Enough germs were created to kill everyone on earth many times over, according to reports, with 300 kilos of plague bacteria were produced every month, 500 kilos of anthrax, and nearly a tonne of dysentery and cholera.

Children were fed chocolates laced with anthrax and biscuits infected with plague, while older inmates were given typhoid-infected dumplings and drinks. 

Thirty teenagers from Harbin died after being given typhoid-contaminated lemonade, according to a report in the Sydney Morning Herald looking back at the horrors of what it called ‘Asia’s Auschwitz’.

Another atrocity saw men infected with syphilis and then forced to rape other inmates, with the stated purpose of the torture to see how the disease was transmitted. 

Women were forcibly impregnated for them and their babies to be used in these experiments.

While babies were born in Unit 731, all of the hundreds of prisoners who were alive when Japan surrendered at the end of the war were murdered and buried as the imperial army tried to cover up its crimes.

Former commanders, who were sworn to secrecy, recognised the savagery of their own operations, but many said they felt numb to them as they carried them out.

Sakaki Hayao, who headed Unit 731’s Lin Kou branch, detailed an ‘extremely cruel’ experiment conducted at the Anda field in his testimony to the Shenyang special military tribunal in 1956.

Hayao said he saw people tied to wooden poles and exposed to anthrax through bombs filled with the bacteria that were dropped from aircraft or detonated at close range. 

The cruel experiment was conducted just a few months before Japan’s surrender. ‘It was an especially brutal act,’ he said.
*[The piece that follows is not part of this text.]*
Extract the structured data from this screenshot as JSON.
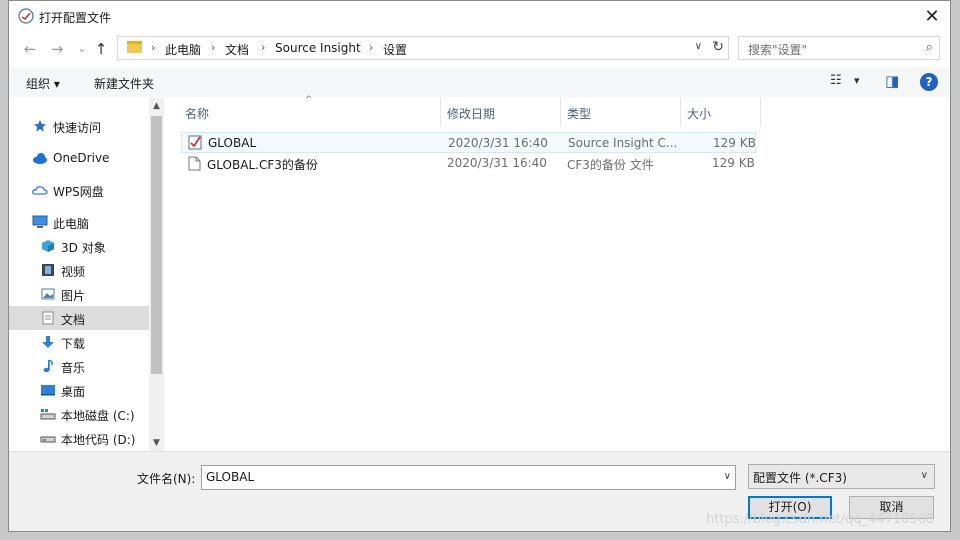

Three days after the atomic bomb was dropped on Nagasaki, soldiers were ordered to bury the burnt bones of murdered inmates in an effort to conceal the unit’s crimes.

Soviet forces invaded the former Manchuria in August, and Unit 731’s staff retreated back to Japan, with many never revealing their crimes and going on to enjoy relatively normal lives.

One of the most disturbing elements is the consequences many of these horrific experiments – unique in scientific history – had for medical knowledge today. 

Some of the experimental data gleaned from the human test subjects marked advances in modern medical understanding.

Ishii was said to be particularly proud of Unit 731’s discoveries about the mechanism of frostbite. 

These were made by tying people to posts in temperatures 20 degrees below zero, as well as submerging their limbs in freezing water.

The effects of various remedies were tested on their frostbitten limbs, which were also painfully heated up by the sick surgeons as they tested the effects on victims as young as three. 

General Okamura, a friend of Ishii, proudly noted in his memoirs ‘I did not know the details of the medical advances he made, but after the war Ishii told me that his work produced more than 200 patents.’

When the extent of what happened there was finally unearthed, the Americans helped to cover up the program in exchange for some of its data.

The vale drawn over his crimes meant that despite all the pain and death he inflicted and oversaw, Ishii was allowed to live out his days peacefully – dying from throat cancer in 1959.